Scripting / one liner help
Patton Echols
p.echols at comcast.net
Wed Aug 10 23:58:46 UTC 2011
On 08/10/2011 02:52 PM, Hal Burgiss wrote:
>
> On Wed, Aug 10, 2011 at 3:00 PM, Johnny Rosenberg
> <gurus.knugum at gmail.com <mailto:gurus.knugum at gmail.com>> wrote:
>
> 2011/8/10 Hal Burgiss <hal at burgiss.net <mailto:hal at burgiss.net>>:
> >
> > See if this gets close to extracting the image names ...
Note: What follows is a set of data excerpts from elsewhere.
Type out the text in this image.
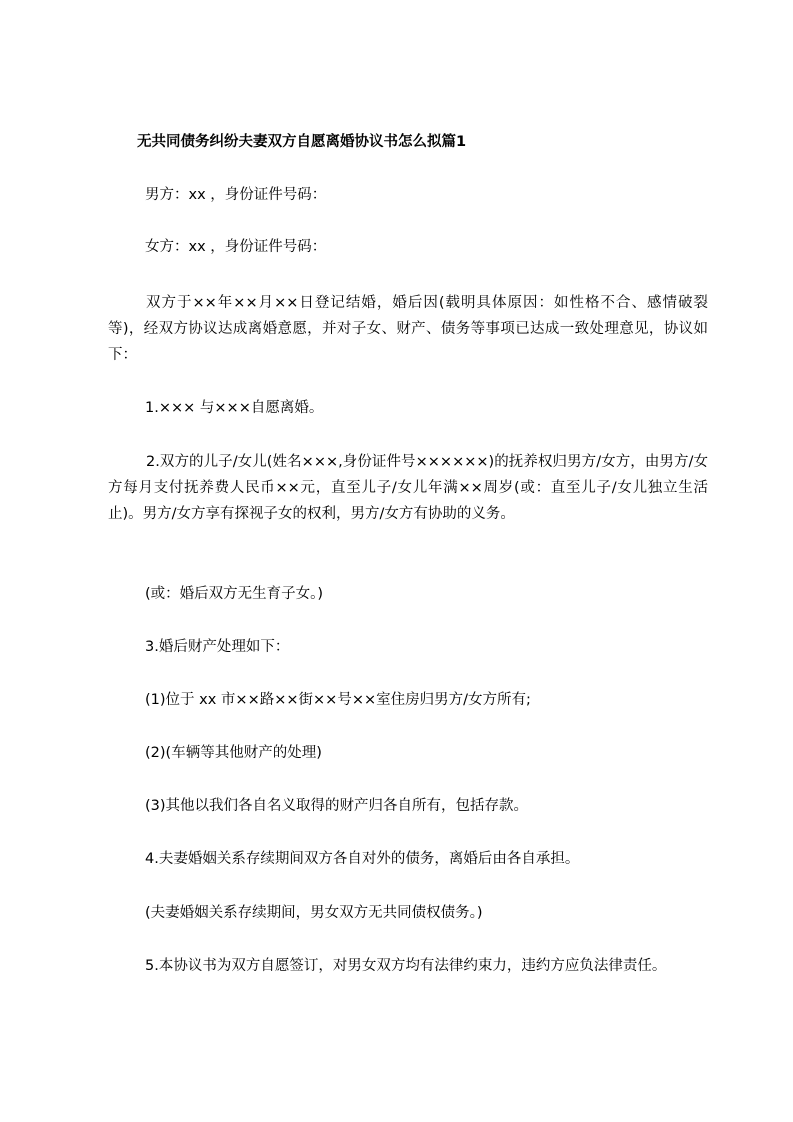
无共同债务纠纷夫妻双方自愿离婚协议书怎么拟篇1
男方：xx ，身份证件号码：
女方：xx ，身份证件号码：
双方于××年××月××日登记结婚，婚后因(载明具体原因：如性格不合、感情破裂等)，经双方协议达成离婚意愿，并对子女、财产、债务等事项已达成一致处理意见，协议如下：
1.××× 与×××自愿离婚。
2.双方的儿子/女儿(姓名×××,身份证件号××××××)的抚养权归男方/女方，由男方/女方每月支付抚养费人民币××元，直至儿子/女儿年满××周岁(或：直至儿子/女儿独立生活止)。男方/女方享有探视子女的权利，男方/女方有协助的义务。
(或：婚后双方无生育子女。)
3.婚后财产处理如下：
(1)位于 xx 市××路××街××号××室住房归男方/女方所有;
(2)(车辆等其他财产的处理)
(3)其他以我们各自名义取得的财产归各自所有，包括存款。
4.夫妻婚姻关系存续期间双方各自对外的债务，离婚后由各自承担。
(夫妻婚姻关系存续期间，男女双方无共同债权债务。)
5.本协议书为双方自愿签订，对男女双方均有法律约束力，违约方应负法律责任。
> > grep SRC *html | sed -r 's/SRC="([^"]+)"/\1/ig' | whatever_script.sh
>
> I didn't create this thread, but can you please explain that sed
> statement? I don't get it… (I'm not a beginner with regular
> expressions but I'm definitely not an expert either…)
>
>
> Its attempting to capture the string in between:
>
> SRC=" and the next doublequote: ". The [^"] stops the capture at
> the next double quote. The capture should then include any character
> that is NOT a double quote. If not careful, the expression could get
> "greedy" and start matching other double quotes on the same line.
> This should stop that effect. The \1 is a reference back to the
> capture that is in the parenthesis, in sed syntax, which essentially
> just preserves the captured characters, and ignores the rest. Does
> that make sense?
>
> --
> Hal
Thanks for the explanation Hal, unfortunately it is not doing the
"ignores the rest" part It appears that it finds each occurrance of a
file name, then replaces it with the same occurrance, without the " marks.